The Sunset Branch

The seagreen due-date slip slithers from
my pile of papers and unread books.
When do we find ourselves, and where?
DO NOT REMOVE THIS CARD
It must hail from the books I stole
in the bloody days of Saigon and Jackson State.

We work to separate dread from dread.
In life, of life, joy from perilous joy.
TEN CENTS CHARGED IF LOST
Books mark us for good but don’t always help.
Facts, moments, cravings, and loss
storm our days. The aimless slip overlies

the films that played the long-gone Surf,
far out the Avenues, farther out the Sunset
than my library. In row eight, next to me,
Mifune sulks and grunts. Outside, the fog
straps street lamps and the Surf’s marquee.
But what book was it? What did it do to me?

I must have broken its spine there,
underlined what seemed momentous then.
Books replaced childhood’s confessionals,
our shuttered, whispery theatres of sin.
Nostalgia sickens but delivers us.
We want to be sick, delivered from

the moment, our only real home.

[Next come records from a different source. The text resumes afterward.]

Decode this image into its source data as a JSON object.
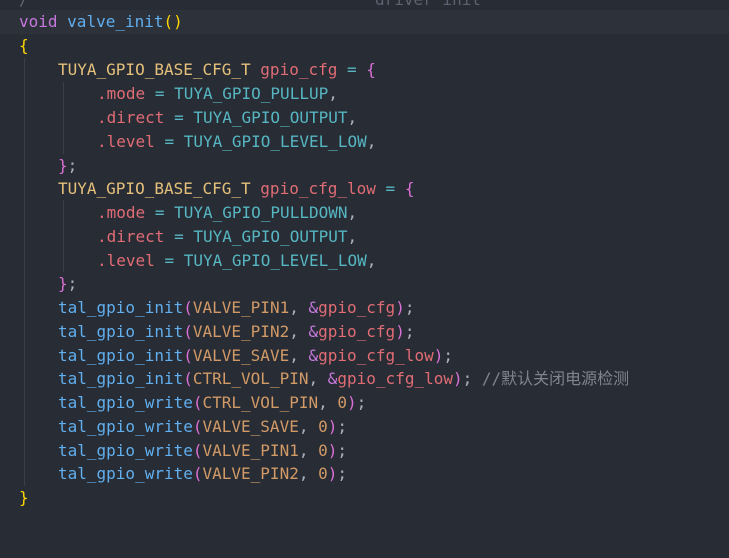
{
  "editor": {
    "top_partial": {
      "slash": "/",
      "text": "driver init"
    },
    "lines": [
      {
        "kw": "void",
        "fn": "valve_init",
        "open": "(",
        "close": ")"
      },
      {
        "brace": "{"
      },
      {
        "type": "TUYA_GPIO_BASE_CFG_T",
        "var": "gpio_cfg",
        "eq": "=",
        "open": "{"
      },
      {
        "field": ".mode",
        "eq": "=",
        "val": "TUYA_GPIO_PULLUP",
        "end": ","
      },
      {
        "field": ".direct",
        "eq": "=",
        "val": "TUYA_GPIO_OUTPUT",
        "end": ","
      },
      {
        "field": ".level",
        "eq": "=",
        "val": "TUYA_GPIO_LEVEL_LOW",
        "end": ","
      },
      {
        "close": "}",
        "end": ";"
      },
      {
        "type": "TUYA_GPIO_BASE_CFG_T",
        "var": "gpio_cfg_low",
        "eq": "=",
        "open": "{"
      },
      {
        "field": ".mode",
        "eq": "=",
        "val": "TUYA_GPIO_PULLDOWN",
        "end": ","
      },
      {
        "field": ".direct",
        "eq": "=",
        "val": "TUYA_GPIO_OUTPUT",
        "end": ","
      },
      {
        "field": ".level",
        "eq": "=",
        "val": "TUYA_GPIO_LEVEL_LOW",
        "end": ","
      },
      {
        "close": "}",
        "end": ";"
      },
      {
        "fn": "tal_gpio_init",
        "open": "(",
        "arg1": "VALVE_PIN1",
        "comma": ",",
        "amp": "&",
        "arg2": "gpio_cfg",
        "close": ")",
        "end": ";"
      },
      {
        "fn": "tal_gpio_init",
        "open": "(",
        "arg1": "VALVE_PIN2",
        "comma": ",",
        "amp": "&",
        "arg2": "gpio_cfg",
        "close": ")",
        "end": ";"
      },
      {
        "fn": "tal_gpio_init",
        "open": "(",
        "arg1": "VALVE_SAVE",
        "comma": ",",
        "amp": "&",
        "arg2": "gpio_cfg_low",
        "close": ")",
        "end": ";"
      },
      {
        "fn": "tal_gpio_init",
        "open": "(",
        "arg1": "CTRL_VOL_PIN",
        "comma": ",",
        "amp": "&",
        "arg2": "gpio_cfg_low",
        "close": ")",
        "end": ";",
        "comment": "//默认关闭电源检测"
      },
      {
        "fn": "tal_gpio_write",
        "open": "(",
        "arg1": "CTRL_VOL_PIN",
        "comma": ",",
        "arg2": "0",
        "close": ")",
        "end": ";"
      },
      {
        "fn": "tal_gpio_write",
        "open": "(",
        "arg1": "VALVE_SAVE",
        "comma": ",",
        "arg2": "0",
        "close": ")",
        "end": ";"
      },
      {
        "fn": "tal_gpio_write",
        "open": "(",
        "arg1": "VALVE_PIN1",
        "comma": ",",
        "arg2": "0",
        "close": ")",
        "end": ";"
      },
      {
        "fn": "tal_gpio_write",
        "open": "(",
        "arg1": "VALVE_PIN2",
        "comma": ",",
        "arg2": "0",
        "close": ")",
        "end": ";"
      },
      {
        "brace": "}"
      }
    ]
  }
}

I stole
to keep books close, like Hardy’s poems,
Down their carved names the rain-drop ploughs.
Be keen. Beware unwanted visitors.
Remembrance takes fools hostage. Keep close
what mystifies and justifies.

I still desire stolen secrecies
and am hostage to what maybe never was.
Reveries and revenants. A memory,
this memory, burns the moment, this time
of mine that doesn’t belong to me but is me.
The rapturous due date’s long overdue.